Leveraging NQO1 bioactivatable drugs for tumor-selective use of poly (ADP-ribose) polymerase inhibitors

Therapeutic drugs that block DNA repair, including poly (ADP-ribose) polymerase (PARP) inhibitors fail because of a lack of tumor-selectivity. When PARP inhibitors and NQO1 bioactivatable drugs (s-lapachone or isobutyldeoxynyboquinone (IB-DNQ)) are combined, synergistic antitumor activity results from sustained NAD(P)H levels that refuel NQO1-dependent futile redox drug recycling. Significant oxygen-consumption-rate/reactive oxygen species cause dramatic DNA lesion increases that are not repaired due to PARP inhibition.

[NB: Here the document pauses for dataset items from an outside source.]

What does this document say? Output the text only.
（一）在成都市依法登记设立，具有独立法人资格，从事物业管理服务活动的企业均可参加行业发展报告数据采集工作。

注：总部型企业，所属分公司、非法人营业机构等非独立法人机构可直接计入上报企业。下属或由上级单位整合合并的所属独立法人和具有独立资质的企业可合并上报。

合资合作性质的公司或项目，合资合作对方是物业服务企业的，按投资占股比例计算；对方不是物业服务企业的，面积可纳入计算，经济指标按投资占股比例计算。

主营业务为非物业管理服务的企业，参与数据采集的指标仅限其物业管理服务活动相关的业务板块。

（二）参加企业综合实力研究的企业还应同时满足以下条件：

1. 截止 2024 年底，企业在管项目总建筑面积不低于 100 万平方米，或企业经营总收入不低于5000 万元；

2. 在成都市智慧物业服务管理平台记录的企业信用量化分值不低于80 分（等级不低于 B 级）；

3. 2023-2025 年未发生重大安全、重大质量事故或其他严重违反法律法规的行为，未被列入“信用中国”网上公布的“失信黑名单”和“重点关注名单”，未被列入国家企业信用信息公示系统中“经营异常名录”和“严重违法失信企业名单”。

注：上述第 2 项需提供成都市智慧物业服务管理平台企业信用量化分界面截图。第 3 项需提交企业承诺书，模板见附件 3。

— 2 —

In NQO1+ cancers, such as non-small-cell lung (NSCLC), pancreatic or breast cancers, the cell death mechanism switches from PARP1 hyperactivation-mediated programmed necrosis with NQO1 bioactivatable monotherapy to synergistic tumor-selective, caspase-dependent apoptosis with PARP inhibitors and NQO1 bioactivatable drugs. Synergistic antitumor efficacy and prolonged survival were noted in human orthotopic pancreatic and non-small-cell lung xenograft models, expanding use and efficacy of PARP inhibitors for human cancer therapy. Poly(ADP-ribose) polymerase-1 (PARP1) is crucial to multiple DNA repair pathways, including DNA base excision (BER), single strand (SSB) and double strand break (DSB) repair.